The impact of nonheritable variation in division rates on population growth across environments
Abstract
Phenotypic heterogeneity is a pervasive feature of biological populations, yet its impact on population growth is often interpreted through changes in mean individual fitness alone.
In this paper, we investigate how nonheritable variability in division rates influences the asymptotic growth of a population.

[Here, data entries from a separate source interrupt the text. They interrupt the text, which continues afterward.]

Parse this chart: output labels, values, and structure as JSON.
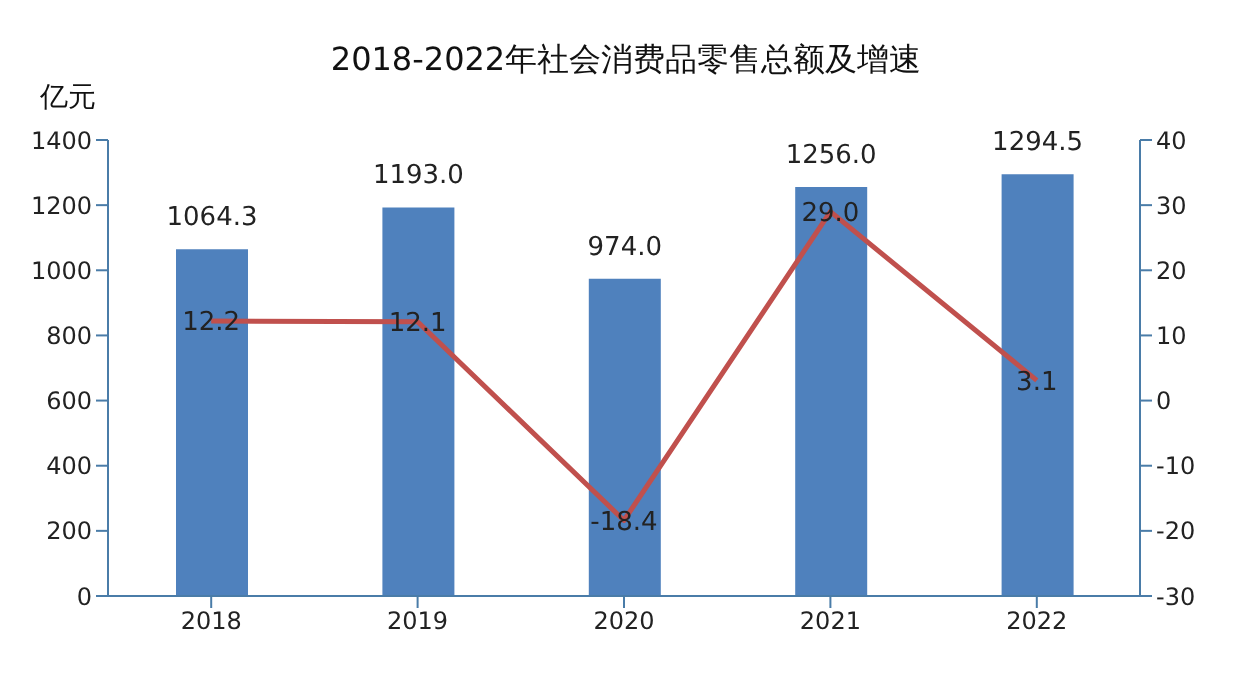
{
  "chart_data": {
    "type": "bar",
    "title": "2018-2022年社会消费品零售总额及增速",
    "ylabel": "亿元",
    "categories": [
      "2018",
      "2019",
      "2020",
      "2021",
      "2022"
    ],
    "series": [
      {
        "color": "#4f81bd",
        "values": [
          1064.3,
          1193.0,
          974.0,
          1256.0,
          1294.5
        ],
        "value_labels": [
          "1064.3",
          "1193.0",
          "974.0",
          "1256.0",
          "1294.5"
        ]
      },
      {
        "type": "line",
        "axis": "y2",
        "color": "#c0504d",
        "values": [
          12.2,
          12.1,
          -18.4,
          29.0,
          3.1
        ],
        "value_labels": [
          "12.2",
          "12.1",
          "-18.4",
          "29.0",
          "3.1"
        ]
      }
    ],
    "ylim": [
      0,
      1400
    ],
    "yticks": [
      0,
      200,
      400,
      600,
      800,
      1000,
      1200,
      1400
    ],
    "y2lim": [
      -30,
      40
    ],
    "y2ticks": [
      -30,
      -20,
      -10,
      0,
      10,
      20,
      30,
      40
    ],
    "grid": false,
    "legend": false
  }
}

Using a class of linear models with phenotypic structure, we show that variability modifies the dominant eigenvalue of the system in a nonlinear manner, leading to an intrinsic tradeoff: while variability reduces population growth under favourable conditions, it mitigates population decline under stress.
These results provide a simple mechanistic framework for understanding how heterogeneity influences population-level dynamics.
In particular, they suggest that stress-dependent amplification of mutational effects may arise from changes in phenotypic variability, rather than from changes in mean fitness alone.
We illustrate this mechanism using mutation accumulation data in Chlamydomonas reinhardtii, where the observed patterns of relative fitness under increasing stress are consistent with increased variability within genotypes.
More broadly, our analysis highlights the importance of variability as a determinant of population growth, and shows that some effects commonly attributed to changes in mean fitness may instead reflect the nonlinear consequences of phenotypic heterogeneity.